A. C. No, no es la muerte el fin del amor. Tras ella, quedan aquí seres que nos aman. Mientras haya en la tierra quién nos ame, no habremos muerto del todo. En este sentido, es el amor el único seguro que existe contra la muerte, es decir, contra el olvido.


D. O. Cada escritor patenta su propia fórmula para escribir un cuento. ¿Ha patentado la suya?


A. C. Patentado, no. Tenerla, es claro. Me gusta contar cuentos. Una botella de buen coñac, un grupo de buenos amigos y se comienza a conversar. Entonces se cuenta un cuento, partiendo a veces de la realidad, otras simplemente inventando. Si nos lo oyen con placer, con activo interés, ese cuento es algo vivo, algo que merece escribirse. Y entonces, lo hago.


D. O. Así, mirados a la distancia, los cuentos de La manzana dañada se le antojan... ¿Qué sentimiento le inspiran esos relatos de sus primeros tiempos?

 

A. C. Acabo de corregir las pruebas de una nueva edición de La manzana dañada, que inicia mis obras completas, de las cuales saldrán este año cinco volúmenes. Me sorprendió hallar esos cuentos tan llenos de vida como si los hubiese escrito ayer. Pensaba, siguiendo el consejo de Juan Ramón, que me iba a ver obligado a cambiar algunas frases, corregir algunas situaciones, pues se supone que ahora sé escribir mejor, por mi experiencia de cincuenta años de escribir todos los días. Cuando escribí La manzana dañada estaba en el Mejía, tenía 18 años y nunca antes había escrito cuentos así, en serio, en plan de publicarlos en libro. Pero al revisarlos encontré que no cabía ningún cambio. Estaban completos, y era asombrosa la vida que tenían. Y lo bien escritos que estaban. Me he enamorado de ellos, lo confieso. Están estrictamente acordados, por su lenguaje y su estructura, a su argumento. La clase de sentimiento que me inspiran es la de una sincera admiración por ese muchacho valiente que, sin miedo, había inventado una vez más el milenario arte de contar cuentos, sin que nadie se lo haya enseñado.
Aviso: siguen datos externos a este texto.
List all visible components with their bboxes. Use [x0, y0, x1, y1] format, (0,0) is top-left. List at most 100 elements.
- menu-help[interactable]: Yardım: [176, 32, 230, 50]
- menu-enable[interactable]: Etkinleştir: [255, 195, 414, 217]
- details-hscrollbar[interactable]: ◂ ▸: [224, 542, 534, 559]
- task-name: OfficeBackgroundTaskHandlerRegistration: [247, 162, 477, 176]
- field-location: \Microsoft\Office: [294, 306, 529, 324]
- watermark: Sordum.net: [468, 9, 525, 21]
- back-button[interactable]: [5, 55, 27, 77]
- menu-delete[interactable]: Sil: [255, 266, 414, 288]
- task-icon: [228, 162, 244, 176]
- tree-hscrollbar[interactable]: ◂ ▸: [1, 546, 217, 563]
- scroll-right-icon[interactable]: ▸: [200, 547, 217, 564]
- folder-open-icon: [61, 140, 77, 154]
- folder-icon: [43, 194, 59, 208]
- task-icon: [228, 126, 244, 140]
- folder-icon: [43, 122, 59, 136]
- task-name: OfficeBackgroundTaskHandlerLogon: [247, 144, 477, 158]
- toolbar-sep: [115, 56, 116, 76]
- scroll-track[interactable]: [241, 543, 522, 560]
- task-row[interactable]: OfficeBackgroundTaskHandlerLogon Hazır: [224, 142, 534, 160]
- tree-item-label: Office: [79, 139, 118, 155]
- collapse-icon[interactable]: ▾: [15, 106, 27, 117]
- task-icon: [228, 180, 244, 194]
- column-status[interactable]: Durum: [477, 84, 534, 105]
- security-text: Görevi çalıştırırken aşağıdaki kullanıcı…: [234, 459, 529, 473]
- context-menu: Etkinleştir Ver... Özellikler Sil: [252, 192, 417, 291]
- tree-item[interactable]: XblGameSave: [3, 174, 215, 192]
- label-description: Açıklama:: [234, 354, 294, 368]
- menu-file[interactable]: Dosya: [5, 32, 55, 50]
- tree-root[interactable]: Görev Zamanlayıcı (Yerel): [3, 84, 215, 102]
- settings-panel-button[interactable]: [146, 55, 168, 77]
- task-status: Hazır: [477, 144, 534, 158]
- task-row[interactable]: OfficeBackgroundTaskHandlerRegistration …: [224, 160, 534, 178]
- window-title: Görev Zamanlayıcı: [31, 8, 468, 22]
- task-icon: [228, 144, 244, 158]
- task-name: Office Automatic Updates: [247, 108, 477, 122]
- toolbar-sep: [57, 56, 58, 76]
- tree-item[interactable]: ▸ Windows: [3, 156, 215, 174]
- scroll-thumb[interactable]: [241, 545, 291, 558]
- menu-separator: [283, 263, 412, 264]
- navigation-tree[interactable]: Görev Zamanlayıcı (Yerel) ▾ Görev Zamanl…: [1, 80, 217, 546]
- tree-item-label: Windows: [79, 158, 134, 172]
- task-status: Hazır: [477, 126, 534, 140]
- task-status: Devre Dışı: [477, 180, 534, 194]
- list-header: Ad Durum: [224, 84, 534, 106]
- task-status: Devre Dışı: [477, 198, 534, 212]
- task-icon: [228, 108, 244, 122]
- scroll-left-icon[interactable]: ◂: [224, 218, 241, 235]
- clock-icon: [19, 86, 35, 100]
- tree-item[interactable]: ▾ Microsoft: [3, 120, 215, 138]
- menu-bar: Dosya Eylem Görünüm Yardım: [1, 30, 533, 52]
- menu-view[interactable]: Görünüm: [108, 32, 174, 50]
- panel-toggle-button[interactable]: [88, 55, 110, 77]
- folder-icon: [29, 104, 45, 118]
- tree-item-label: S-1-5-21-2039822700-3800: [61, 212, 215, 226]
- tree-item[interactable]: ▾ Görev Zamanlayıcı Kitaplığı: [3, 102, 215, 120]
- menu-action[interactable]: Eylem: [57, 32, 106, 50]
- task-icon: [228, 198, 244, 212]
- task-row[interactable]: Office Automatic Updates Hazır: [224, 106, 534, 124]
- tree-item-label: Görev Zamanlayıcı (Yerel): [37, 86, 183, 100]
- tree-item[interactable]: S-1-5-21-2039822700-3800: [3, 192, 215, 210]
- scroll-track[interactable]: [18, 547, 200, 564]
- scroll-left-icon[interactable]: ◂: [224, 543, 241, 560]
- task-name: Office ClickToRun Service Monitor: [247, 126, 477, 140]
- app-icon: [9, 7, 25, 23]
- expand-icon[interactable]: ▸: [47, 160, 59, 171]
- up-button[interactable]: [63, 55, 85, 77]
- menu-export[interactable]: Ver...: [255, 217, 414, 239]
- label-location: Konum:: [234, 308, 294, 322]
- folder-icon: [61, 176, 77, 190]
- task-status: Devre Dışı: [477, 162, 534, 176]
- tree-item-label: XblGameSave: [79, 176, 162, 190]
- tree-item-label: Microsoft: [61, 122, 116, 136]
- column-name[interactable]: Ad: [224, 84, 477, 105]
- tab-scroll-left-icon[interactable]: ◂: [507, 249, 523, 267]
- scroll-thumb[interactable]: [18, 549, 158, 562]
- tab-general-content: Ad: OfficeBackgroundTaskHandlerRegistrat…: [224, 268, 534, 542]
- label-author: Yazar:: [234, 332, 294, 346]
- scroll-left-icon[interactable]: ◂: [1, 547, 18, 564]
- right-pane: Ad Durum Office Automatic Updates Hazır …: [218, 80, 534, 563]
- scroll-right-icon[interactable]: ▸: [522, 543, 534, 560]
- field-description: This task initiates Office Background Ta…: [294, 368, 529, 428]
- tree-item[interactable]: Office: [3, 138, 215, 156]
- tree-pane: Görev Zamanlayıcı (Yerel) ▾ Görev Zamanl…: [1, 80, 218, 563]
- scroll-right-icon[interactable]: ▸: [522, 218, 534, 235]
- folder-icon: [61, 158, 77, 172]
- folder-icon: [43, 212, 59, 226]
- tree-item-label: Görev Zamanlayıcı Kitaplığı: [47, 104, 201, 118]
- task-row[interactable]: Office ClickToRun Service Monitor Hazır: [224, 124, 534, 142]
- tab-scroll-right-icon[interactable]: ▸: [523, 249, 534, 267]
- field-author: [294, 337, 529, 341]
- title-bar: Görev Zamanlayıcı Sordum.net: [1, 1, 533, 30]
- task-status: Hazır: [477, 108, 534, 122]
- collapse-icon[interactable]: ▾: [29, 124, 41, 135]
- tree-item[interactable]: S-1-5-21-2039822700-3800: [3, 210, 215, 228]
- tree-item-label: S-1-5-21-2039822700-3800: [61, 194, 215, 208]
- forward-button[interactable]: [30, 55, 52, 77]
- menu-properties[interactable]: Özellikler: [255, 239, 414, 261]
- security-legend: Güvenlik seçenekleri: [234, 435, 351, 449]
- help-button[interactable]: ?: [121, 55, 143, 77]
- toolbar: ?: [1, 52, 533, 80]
D. O. Los sentimientos del novelista... ¿La soledad de La espina es su propia soledad? Recuerde que todos los hombres estamos, en última instancia, irremediablemente solos.


A. C. No. La soledad que es el aire, la materia, el argumento, la amarga vida de mi novela La espina, no es mi soledad. Yo no he conquistado la soledad, ni me la han dado, ni la he buscado. He buscado, sí, evadirla y creo que lo he logrado en gran medida. Pero yo quería averiguar cómo es la soledad, quería sorprender el secreto de la mayor enemiga del hombre y para eso escribí La espina, con el ánimo de desmontar, “ruedecilla por ruedecilla” [como lo dice en el prólogo a la novela], su silenciosa e infernal maquinaria. No sé si lo he conseguido. Es una tarea enorme, que precisaba de una gran osadía y mucho conocimiento de los seres humanos. Todo lo que hay en La espina es inventado a base de la realidad, de innúmeros fragmentos de realidad por mí conocidos. No es seguro que los hombres estemos, en última instancia, definitivamente solos. La soledad es un enemigo muy falaz, y a veces se presenta seductora, como un gran bien: yo, equivocado a mi vez, la había llamado, iluso, ciego, en algunos poemas, muy pocos por ventura. Luego supe que era, en realidad, el enemigo definitivo y que había que luchar contra ella. En toda mi poesía se puede palpar el miedo que le tengo. Pero sí, desde luego, me han dicho que en el momento de morir, no importa cuántos y quiénes rodeen nuestro lecho último, estamos solos. Los que así lo dicen, ¡qué saben!... Eso solamente saben los que han muerto, y ninguno ha retornado para darnos su testimonio. Otros, más consoladores, me han dicho que en el momento de morir estamos ausentes... Y es probable que sea así, y entonces ya no hay porqué tenerle miedo a la muerte.


D. O. ¿Es preferible estar solo a mal acompañado?


A. C. Yo nunca estoy mal acompañado.


D. O. ¿Su mejor compañía?


A. C. Mi mujer. Me acompaña desde el 26 de abril de 1946, cuando nos casamos. Desde entonces hemos cultivado, mutuamente, el arte de acompañarnos. Creo que hemos conseguido dominarlo.


D. O. El creador cualquiera que sea el ámbito de su creaciónprefiere estar solo. Debe estar solo, ¿es posible buscar la Verdad, la Belleza, en medio de la algarabía, frente a testigos no siempre idóneos?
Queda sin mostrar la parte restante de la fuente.